There was no sign of intervention yesterday. The pound gained just over a quarter of a pfennig to close at DM2.7862, still less than a pfennig above its floor in the exchange rate mechanism.

The dollar fell slightly against sterling and the mark. It dropped by a tenth of a pfennig to DM1.3905, a record low. The pound rose by 0.3 cents to dollars 2.003, a new high since 1981. The dollar took little comfort from a 1.1 per cent fall in US factory orders in July to dollars 241.76bn, although the drop was slightly smaller than forecast.

Dealers said dollars 2 was acting as a psychological floor to the pound for corporate currency transactions, having operated as a ceiling when the pound was below that point. This helped to buoy the pound against the mark.

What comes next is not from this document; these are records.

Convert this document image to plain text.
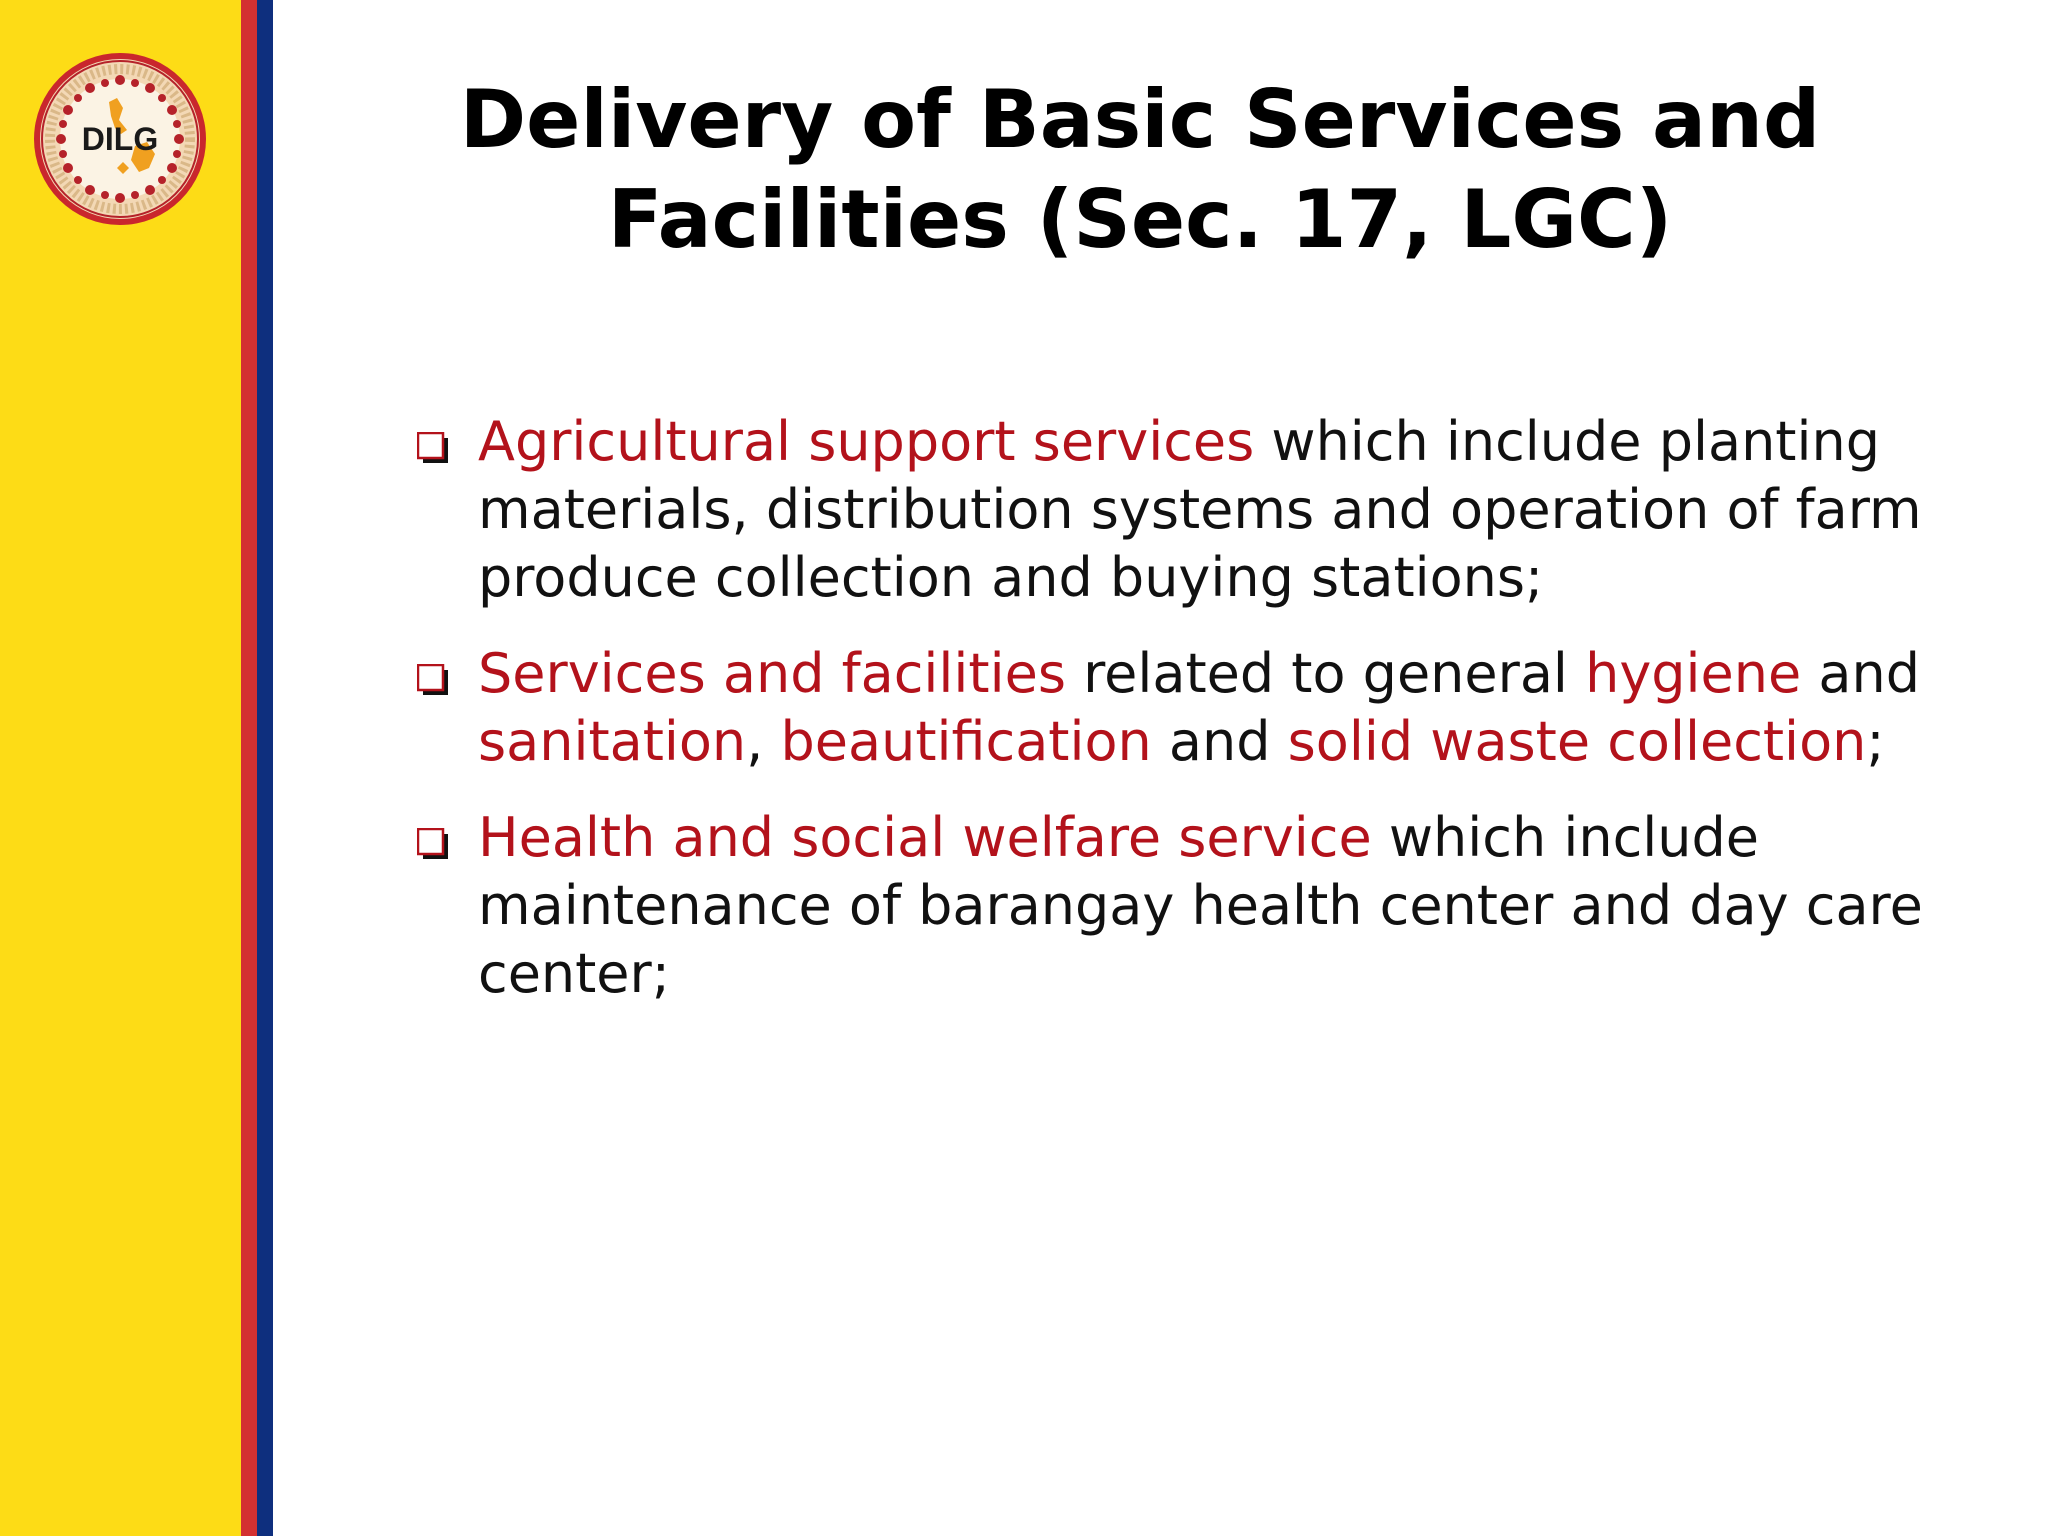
DILG	Delivery of Basic Services and
Facilities (Sec. 17, LGC)
Agricultural support services which include planting materials, distribution systems and operation of farm produce collection and buying stations;
Services and facilities related to general hygiene and sanitation, beautification and solid waste collection;
Health and social welfare service which include maintenance of barangay health center and day care center;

Fears of an interest-rate rise to defend sterling eased further in the money markets. The three- month interbank lending rate - which tracks City base rate expectations - fell by 1/8 of a percentage point to 107 16 . This still suggests the market expects the next move in rates to be up rather than down and fully discounts a quarter-point rise.

Today's Bundesbank council meeting is not expected to change German official interest rates - the Lombard and Discount rates within which money market rates can fluctuate. Nor did money market interest rates ease yesterday, as some observers had hoped. Western German industrial production fell 0.3 per cent in July, with figures expected to be released today showing that German gross domestic product fell 1 per cent in the second quarter.